Arran proved another hot and sunny paradise, the fine technical climbing of Sou’Wester slabs was followed by the slighty more traditional feel of Labrynth which did certainly remind me somewhat of Weetabix in places, a great climb though. The Crystal Pools on the descent gave a welcome swimming and sunbathing spot to prepare us for ice-cream on the beach!

An early boat and Cal Mac cooked breakfast followed the next morning and I waved bye to Jim as I set off straight north towards the Cobbler. A closure of the A82, meant the procession of holiday traffic from the south meeting the returning traffic from the north got jammed together on my nice quite back road, nothing more frustrating than loosing precious uphill (and downhill) momentum to a traffic jam.

Chris rolled up bright and early to the Cobbler carpark next morning and we had a good catchup on the hike up, not having climbed together since a winter accent of Deep Cut Chimney some 5 years ago. It was pretty much t-shirts off weather all day, first up Recess route, then the particularly finely situated Punster’s crack before we wandered over to the South Summit for Ardgarten Arete. Another nice swim in the river on the way down before Chris headed back to Stirling and me forever northwards for an evening ride along Loch Lomond.
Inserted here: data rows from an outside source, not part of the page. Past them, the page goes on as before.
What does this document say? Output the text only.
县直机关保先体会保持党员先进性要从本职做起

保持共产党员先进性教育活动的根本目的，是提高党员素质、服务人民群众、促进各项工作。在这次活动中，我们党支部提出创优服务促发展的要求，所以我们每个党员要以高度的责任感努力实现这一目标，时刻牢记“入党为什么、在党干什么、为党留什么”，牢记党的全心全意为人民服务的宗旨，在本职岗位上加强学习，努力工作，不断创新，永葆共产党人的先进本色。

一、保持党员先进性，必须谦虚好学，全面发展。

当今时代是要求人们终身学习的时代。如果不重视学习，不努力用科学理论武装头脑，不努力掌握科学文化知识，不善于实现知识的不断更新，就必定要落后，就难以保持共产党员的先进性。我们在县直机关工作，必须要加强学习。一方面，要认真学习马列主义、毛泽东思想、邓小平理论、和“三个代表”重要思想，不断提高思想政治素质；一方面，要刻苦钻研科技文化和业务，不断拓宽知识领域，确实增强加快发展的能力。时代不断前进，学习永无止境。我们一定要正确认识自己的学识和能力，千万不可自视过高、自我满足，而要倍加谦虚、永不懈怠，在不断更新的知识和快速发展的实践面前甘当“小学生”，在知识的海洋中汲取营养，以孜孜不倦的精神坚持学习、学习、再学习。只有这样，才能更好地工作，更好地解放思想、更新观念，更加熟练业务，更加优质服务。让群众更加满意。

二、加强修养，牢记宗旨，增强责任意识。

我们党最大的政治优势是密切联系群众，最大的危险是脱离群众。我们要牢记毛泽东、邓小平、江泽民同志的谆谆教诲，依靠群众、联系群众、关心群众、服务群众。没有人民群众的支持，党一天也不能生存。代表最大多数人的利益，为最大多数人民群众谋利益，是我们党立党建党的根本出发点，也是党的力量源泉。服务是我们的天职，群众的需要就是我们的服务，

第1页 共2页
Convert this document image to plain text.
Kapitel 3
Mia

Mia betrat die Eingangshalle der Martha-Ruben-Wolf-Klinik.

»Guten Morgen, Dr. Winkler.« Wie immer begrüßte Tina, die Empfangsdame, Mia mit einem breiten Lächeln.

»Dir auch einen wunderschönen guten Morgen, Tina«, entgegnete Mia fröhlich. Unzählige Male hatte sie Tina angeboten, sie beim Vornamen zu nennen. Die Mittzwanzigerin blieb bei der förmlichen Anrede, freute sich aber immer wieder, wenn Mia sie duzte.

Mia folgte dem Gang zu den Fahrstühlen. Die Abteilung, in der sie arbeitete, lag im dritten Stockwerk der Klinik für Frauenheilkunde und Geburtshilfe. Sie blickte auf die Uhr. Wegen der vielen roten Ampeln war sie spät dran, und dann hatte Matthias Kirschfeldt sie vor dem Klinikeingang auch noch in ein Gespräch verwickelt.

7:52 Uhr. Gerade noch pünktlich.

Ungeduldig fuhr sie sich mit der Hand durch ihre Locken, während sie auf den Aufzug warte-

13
It was a beautiful evening, until I realised I was getting eaten by midges while still cycling at almost 20mph, a complex operation was required to get camp set up and me in the tent without drawing too many off the little buggers in with me.

A day on the tourist bus busy A82 up to Glen Etive, but I was rewarded with a fine camping spot right below the chasm and Tom P arriving with all the luxuries of car camping (BBQ and strawberries + merangue for dessert.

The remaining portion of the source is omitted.